Trauma bonding is connecting with an abusive person who mistreats you emotionally, physically, and/or sexually. Unconsciously, you form a strong bond with your romantic partner to cope with your trauma or abuse—and Berkheimer says this is a recipe for a dangerous disaster.

The longer you stay in a toxic relationship, the harder it is to break away. In these partnerships, there’s an imbalance of control and continual aggression.

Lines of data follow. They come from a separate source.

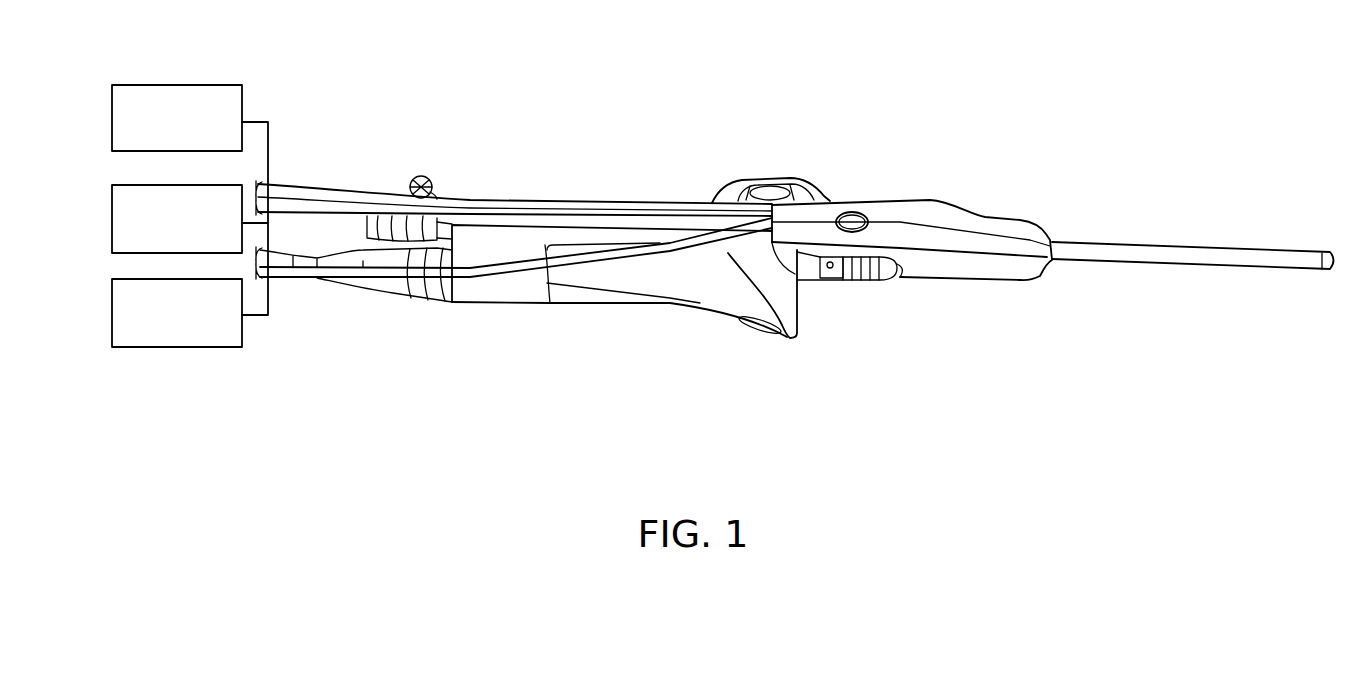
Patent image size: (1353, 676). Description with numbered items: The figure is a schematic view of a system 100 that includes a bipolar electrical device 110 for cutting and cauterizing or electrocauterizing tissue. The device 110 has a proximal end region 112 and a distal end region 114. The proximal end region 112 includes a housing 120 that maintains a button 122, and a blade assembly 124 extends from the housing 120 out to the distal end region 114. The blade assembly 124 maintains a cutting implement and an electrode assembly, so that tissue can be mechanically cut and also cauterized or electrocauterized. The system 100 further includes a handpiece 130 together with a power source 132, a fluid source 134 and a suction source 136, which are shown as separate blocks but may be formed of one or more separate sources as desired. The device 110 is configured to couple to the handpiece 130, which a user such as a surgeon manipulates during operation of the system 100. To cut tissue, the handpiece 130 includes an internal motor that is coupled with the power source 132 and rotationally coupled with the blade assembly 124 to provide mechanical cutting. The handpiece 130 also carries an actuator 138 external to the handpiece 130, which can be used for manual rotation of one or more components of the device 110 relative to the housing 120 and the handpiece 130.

The system 100 is at (765, 72).
The bipolar electrical device 110 is at (619, 178).
The proximal end region 112 is at (932, 296).
The distal end region 114 is at (1308, 280).
The housing 120 is at (930, 208).
The button 122 is at (850, 213).
The blade assembly 124 is at (1152, 248).
The handpiece 130 is at (593, 287).
The power source 132 is at (112, 192).
The fluid source 134 is at (219, 84).
The suction source 136 is at (177, 348).
The actuator 138 is at (774, 181).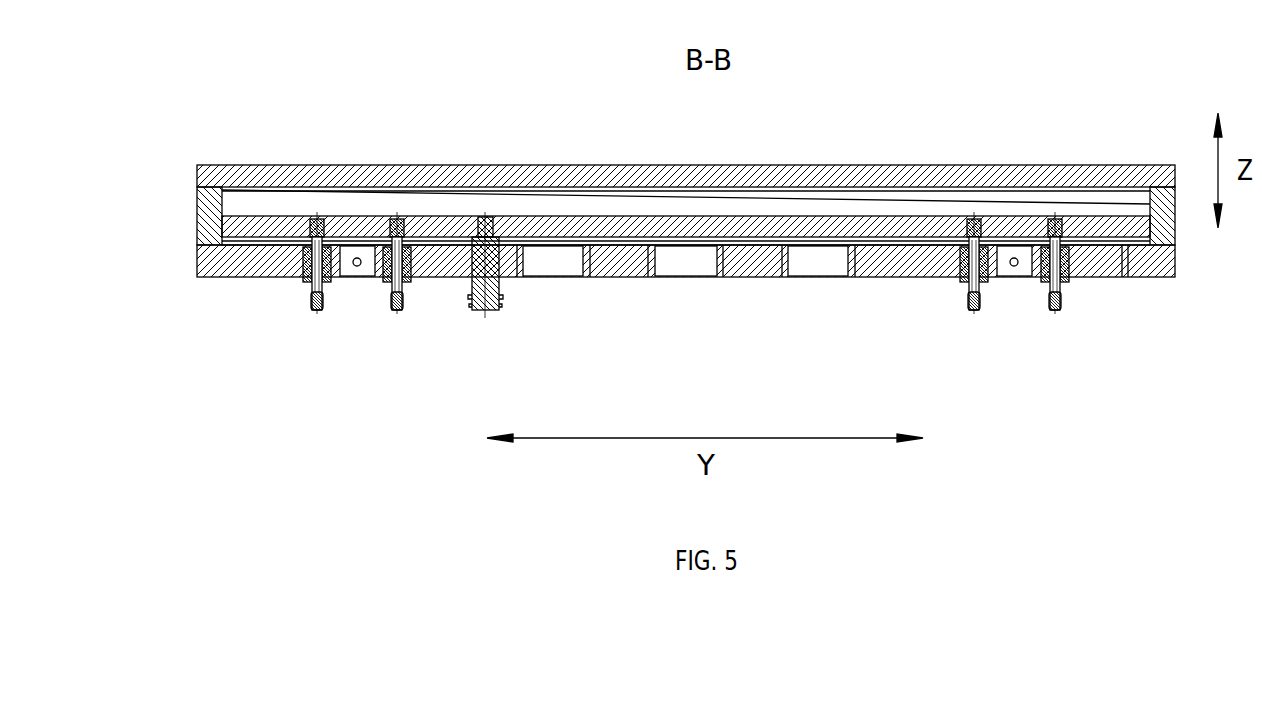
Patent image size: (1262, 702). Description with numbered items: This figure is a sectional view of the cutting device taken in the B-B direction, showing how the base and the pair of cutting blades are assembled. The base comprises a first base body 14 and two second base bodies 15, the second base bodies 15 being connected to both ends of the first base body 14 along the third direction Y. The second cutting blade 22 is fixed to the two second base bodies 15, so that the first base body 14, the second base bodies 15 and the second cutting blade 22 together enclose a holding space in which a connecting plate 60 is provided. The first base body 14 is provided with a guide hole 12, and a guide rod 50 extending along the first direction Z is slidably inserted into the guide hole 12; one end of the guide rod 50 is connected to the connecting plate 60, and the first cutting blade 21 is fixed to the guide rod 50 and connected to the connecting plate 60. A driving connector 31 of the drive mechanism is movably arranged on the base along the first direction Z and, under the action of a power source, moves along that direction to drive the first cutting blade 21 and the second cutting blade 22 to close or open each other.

The guide hole 12 is at (333, 277).
The first base body 14 is at (258, 277).
The second base body 15 is at (197, 223).
The first cutting blade 21 is at (682, 197).
The second cutting blade 22 is at (528, 165).
The driving connector 31 is at (500, 300).
The guide rod 50 is at (327, 305).
The connecting plate 60 is at (442, 217).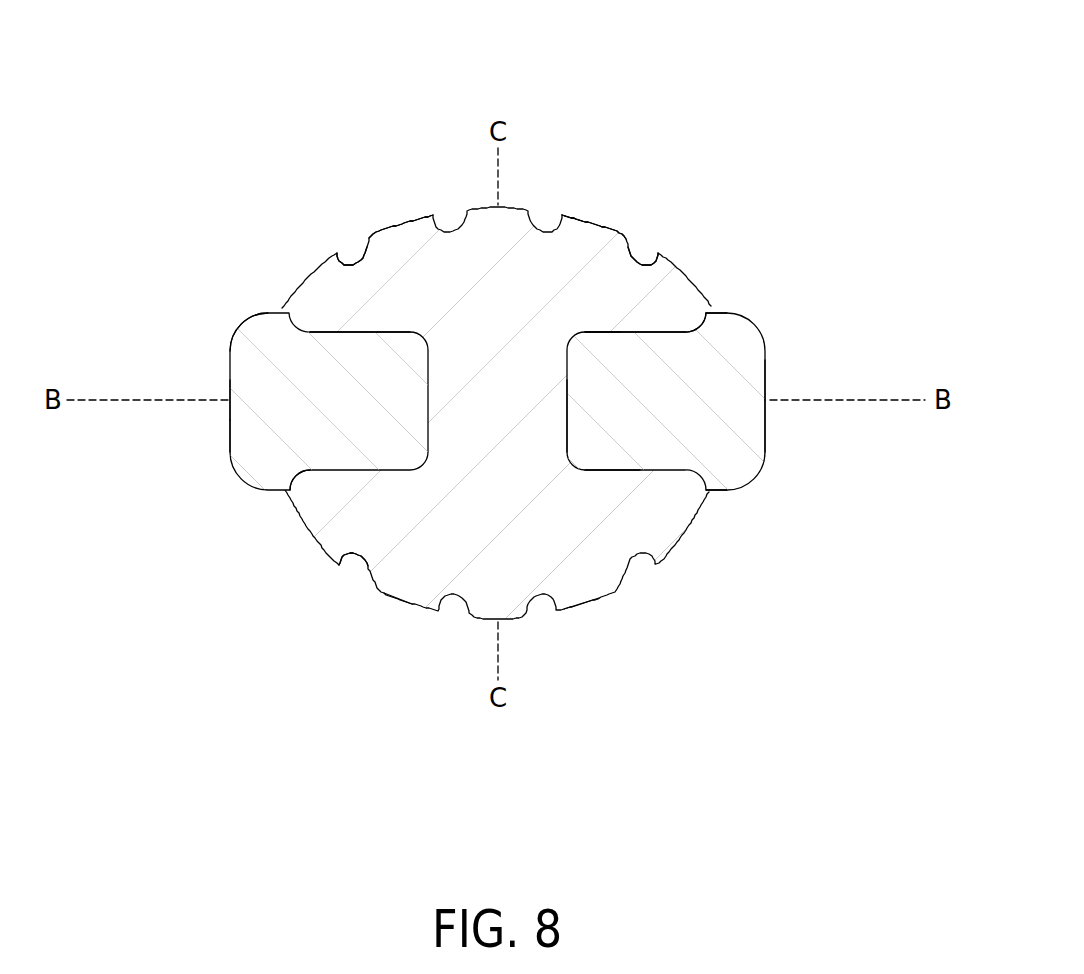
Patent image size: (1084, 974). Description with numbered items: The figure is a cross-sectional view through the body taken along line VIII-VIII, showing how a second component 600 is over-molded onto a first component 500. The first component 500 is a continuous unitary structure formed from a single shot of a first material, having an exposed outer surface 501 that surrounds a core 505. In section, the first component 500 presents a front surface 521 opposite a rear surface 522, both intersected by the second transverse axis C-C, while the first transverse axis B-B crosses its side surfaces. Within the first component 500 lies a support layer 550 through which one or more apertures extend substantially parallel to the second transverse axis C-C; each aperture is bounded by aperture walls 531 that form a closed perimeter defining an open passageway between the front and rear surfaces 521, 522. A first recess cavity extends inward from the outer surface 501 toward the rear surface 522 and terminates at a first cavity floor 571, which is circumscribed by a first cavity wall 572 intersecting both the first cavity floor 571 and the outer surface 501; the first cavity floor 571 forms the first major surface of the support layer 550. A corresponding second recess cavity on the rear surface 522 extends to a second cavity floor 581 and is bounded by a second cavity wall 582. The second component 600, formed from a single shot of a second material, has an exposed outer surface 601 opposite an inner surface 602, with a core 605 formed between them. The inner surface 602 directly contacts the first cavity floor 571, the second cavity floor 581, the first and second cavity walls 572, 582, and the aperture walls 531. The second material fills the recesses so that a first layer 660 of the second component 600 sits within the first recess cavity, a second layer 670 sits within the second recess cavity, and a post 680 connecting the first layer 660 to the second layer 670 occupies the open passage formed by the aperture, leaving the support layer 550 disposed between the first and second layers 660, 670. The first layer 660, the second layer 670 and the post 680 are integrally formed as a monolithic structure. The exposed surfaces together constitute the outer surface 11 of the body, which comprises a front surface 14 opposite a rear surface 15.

The outer surface 11 is at (338, 265).
The front surface 14 is at (433, 216).
The rear surface 15 is at (587, 603).
The first component 500 is at (248, 360).
The outer surface 501 is at (232, 444).
The core 505 is at (287, 353).
The front surface 521 is at (726, 317).
The rear surface 522 is at (727, 492).
The aperture walls 531 is at (570, 420).
The support layer 550 is at (273, 402).
The first cavity floor 571 is at (593, 332).
The first cavity wall 572 is at (720, 312).
The second cavity floor 581 is at (585, 472).
The second cavity wall 582 is at (307, 478).
The second component 600 is at (612, 223).
The outer surface 601 is at (577, 215).
The inner surface 602 is at (428, 373).
The core 605 is at (500, 405).
The first layer 660 is at (531, 287).
The second layer 670 is at (494, 550).
The post 680 is at (472, 435).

 How to deal with a toxic relationship

The first step in dealing with a toxic relationship of any kind is to recognize the signs and be able to see it for what it is. All the aforementioned signs are red flags to watch out for, but if it’s helpful, here’s a straightforward quiz to help you figure out if your relationship is toxic.

It’s important to try not to lie to yourself and deny the truth of your current reality. According to relationship expert Audrey Hope, once you’ve done this, consider making boundaries of self-love and self-care to take care of yourself. You can walk out of the room, leave the house, or simply not allow the person to mistreat you. You can say something neutral like, “I hear you, and I will be going now.”  

And as therapist Julia Purcaro LMFT, CASAC suggests, seeking professional guidance and support is also a good idea. She tells mindbodygreen that this can be beneficial in coping with a breakup of any kind, but especially when it comes to ending toxic relationships.

“If you have tried to set boundaries with [them] and advocated for your needs over and over and nothing has changed, then it might be best to cut all ties. During this time, you can reach out to family and friends who can provide emotional support and guidance in a safe environment,” Purcara says, adding, “You can find a therapist who can help you process your emotions, heal from the toxic experience, and rebuild your self-esteem.”


What is a toxic relationship?

In the most basic terms, a relationship is toxic when it starts to negatively affect or threaten your overall well-being. This includes emotional, psychological, and even physical health.

What are the signs of a toxic relationship?

Signs of a toxic relationship include love-bombing, manipulation, and dishonesty. The biggest sign that your relationship has become toxic might be the way you feel after interacting with the other person.

The takeaway

Whether the toxic relationship in your life is romantic, platonic, or within your own family, these unhealthy dynamics can take a big toll on how you feel about yourself, and your wellbeing as a whole. Healthy relationships should be a source of joy and love in our lives, and anything less is not worst the cost.